I got behind the wheel. “Let’s get out of here,” my cargo grumbled. “The scruffy old Jew makes me sick.”
We got out of there.
The exit route I picked was fairly close to the one I had worked out in Pisek. I drove almost due east at first, straight through Bohemia and Moravia and into Slovakia. The countryside became progressively more pastoral, the towns smaller and more provincial as we went along. He wanted to stop in Slovakia, no doubt expecting to receive a hero’s welcome there. I didn’t bother to tell him that there were blessed few Slovakian Nazis left in Slovakia. Most of them had been fitted with ropes around their necks when the Russians liberated the country in 1945. A few, like Kotacek, had gotten out in time. If he had announced himself in the streets of Bratislava, they would not have given a party for him. They would have found a rope and done the job once and for all.
“You must stop in one of these towns,” he said. “We can get proper food here, good peasant food that sticks to your ribs. And the people know me. They will want to welcome me.”
I kept on driving. “Later,” I would say. Or, “There’s a car following us. I want to make sure he doesn’t get suspicious.” Anything, just so he would shut up and let me drive.

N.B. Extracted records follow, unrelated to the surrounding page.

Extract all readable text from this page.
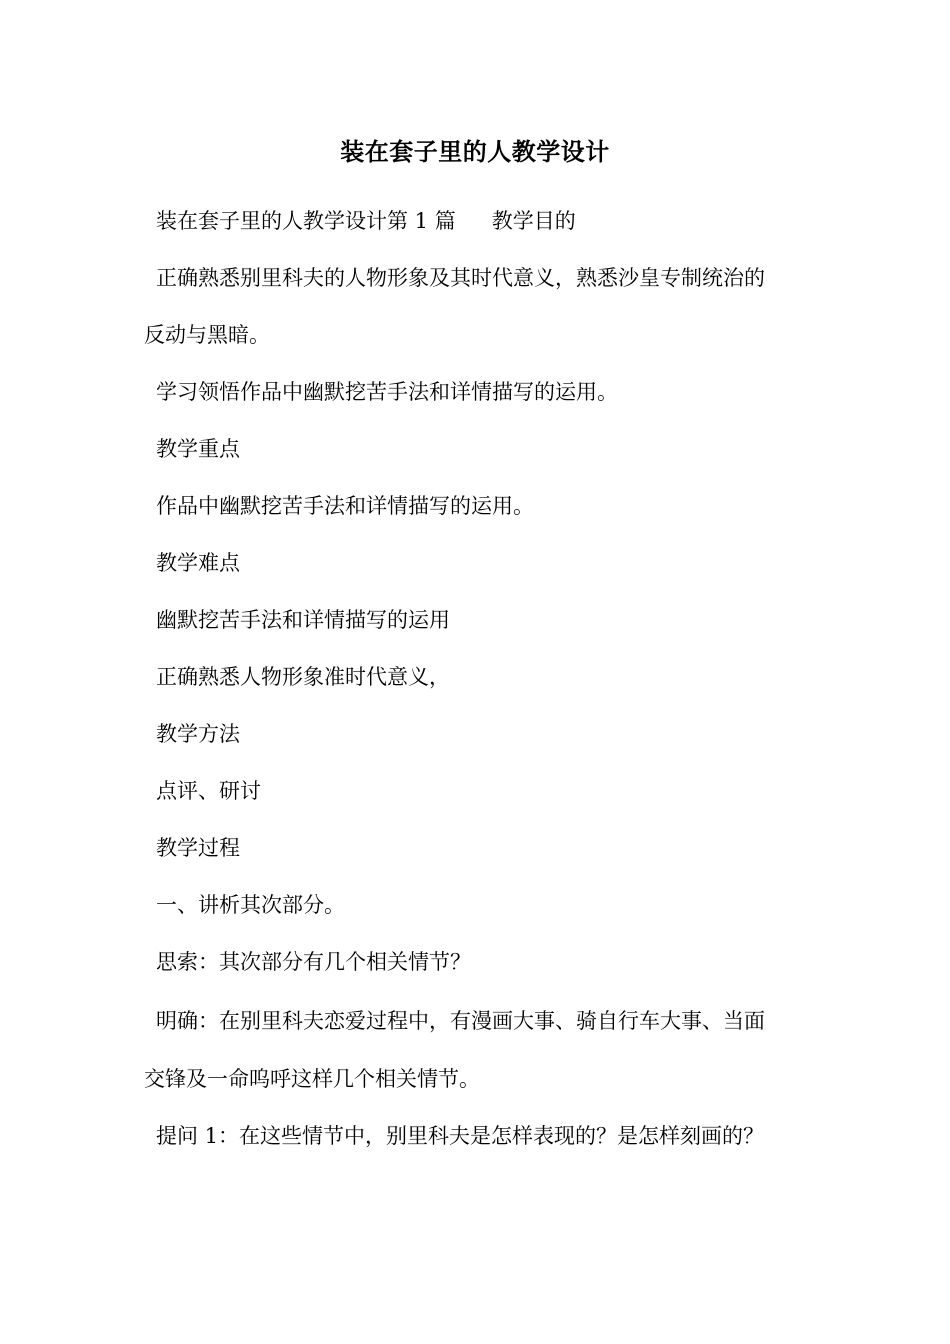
装在套子里的人教学设计
装在套子里的人教学设计第 1 篇 教学目的
正确熟悉别里科夫的人物形象及其时代意义，熟悉沙皇专制统治的
反动与黑暗。
学习领悟作品中幽默挖苦手法和详情描写的运用。
教学重点
作品中幽默挖苦手法和详情描写的运用。
教学难点
幽默挖苦手法和详情描写的运用
正确熟悉人物形象准时代意义，
教学方法
点评、研讨
教学过程
一、讲析其次部分。
思索：其次部分有几个相关情节？
明确：在别里科夫恋爱过程中，有漫画大事、骑自行车大事、当面
交锋及一命呜呼这样几个相关情节。
提问 1：在这些情节中，别里科夫是怎样表现的？是怎样刻画的？
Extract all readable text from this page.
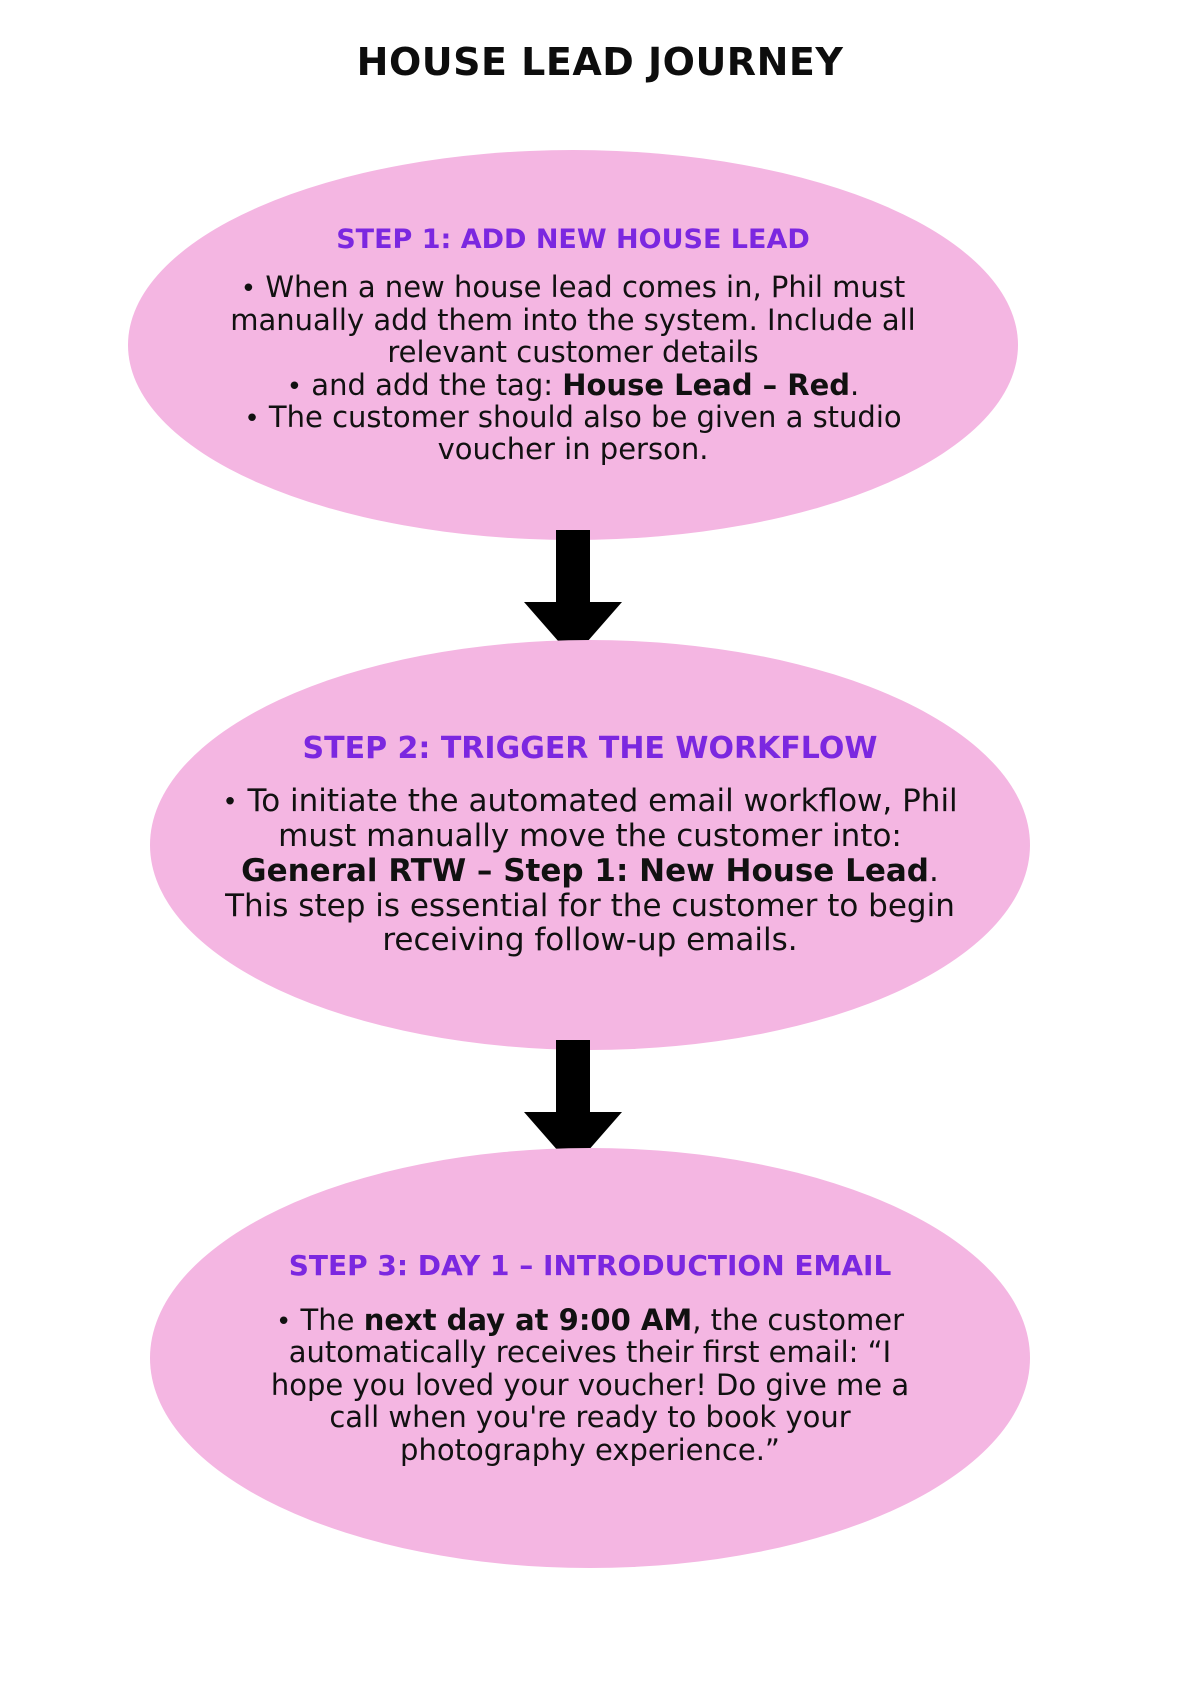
HOUSE LEAD JOURNEY
STEP 1: ADD NEW HOUSE LEAD
• When a new house lead comes in, Phil must manually add them into the system. Include all relevant customer details
• and add the tag: House Lead – Red.
• The customer should also be given a studio voucher in person.
STEP 2: TRIGGER THE WORKFLOW
• To initiate the automated email workflow, Phil must manually move the customer into:
General RTW – Step 1: New House Lead.
This step is essential for the customer to begin receiving follow-up emails.
STEP 3: DAY 1 – INTRODUCTION EMAIL
• The next day at 9:00 AM, the customer automatically receives their first email: “I hope you loved your voucher! Do give me a call when you're ready to book your photography experience.”
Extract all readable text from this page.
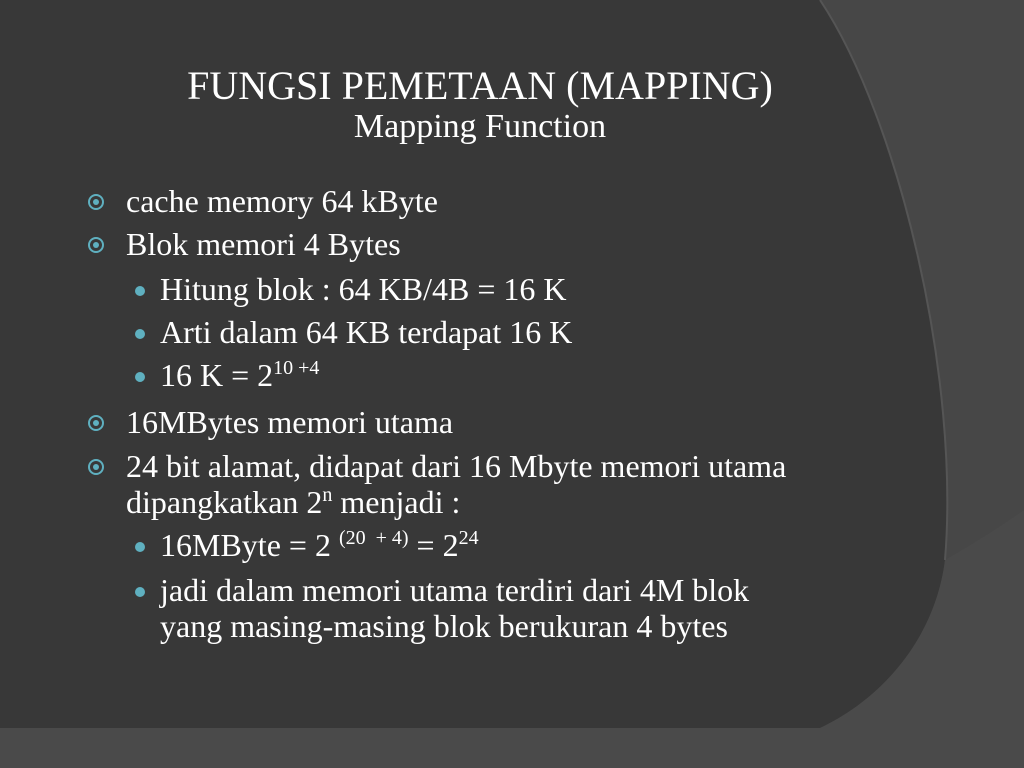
FUNGSI PEMETAAN (MAPPING)
Mapping Function
cache memory 64 kByte
Blok memori 4 Bytes
Hitung blok : 64 KB/4B = 16 K
Arti dalam 64 KB terdapat 16 K
16 $K = 2^{10 +4}$
16MBytes memori utama
24 bit alamat, didapat dari 16 Mbyte memori utama
dipangkatkan 2$^n$ menjadi :
16MByte = 2 $^{(20 + 4)} = 2^{24}$
jadi dalam memori utama terdiri dari 4M blok
yang masing-masing blok berukuran 4 bytes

He was no bargain. I figured to cut south and cross into Hungary around Parkan, then cut across to Budapest. From Prague to Parkan, the roads ranged from bad to worse. The total distance was only something like 250 miles, but I couldn’t figure to average much better than fifty-five miles an hour. Kotacek cut our speed by almost a third. He was the worst traveler I’ve ever met. I was constantly stopping the car so that he could urinate, because he had all the bladder control of a six-week-old puppy. He complained constantly. Time after time he made me stop to buy him a sandwich at a roadside restaurant. He expected to go into an expensive restaurant and sit at a table and gorge himself; when I explained that this was plainly impossible, he sulked and then retaliated by announcing his hunger whenever possible.
And when he wasn’t making me stop the car, when he wasn’t complaining about the roughness of the road or the way I drove or the cramped quarters of the back seat, when he wasn’t doing any of these charming things, then he would talk. Some of his babble was Nazi theory – what the Fourth Reich would do, its present strength, the countries where it was gaining ground, the new faces of the movement. And the plans which would be eventually put into action. First, obviously, the ultimate extermination of world Jewry. But that was only the beginning. Next would come the depopulation of Africa. “Of course the world is crowded, Lieutenant Tanner.” I had been severely demoted this time. “That is only because the strong races have not done their duty in respect to weaker races. The primitive inhabitants were wiped out in America, although it took centuries before their decline rendered them no longer a danger. The Australians moved somewhat faster against the Bushmen. They are dying out quite rapidly, as I understand it. But no progress at all is being made in Africa. On the contrary, the black races there become stronger day by day. But when the world is ours, we will show the world how to clean house. They will be cleaned out, an area at a time. As we level the forest, so shall we liquidate the blacks. Can you visualize the potential of a white Africa? Can you imagine it?”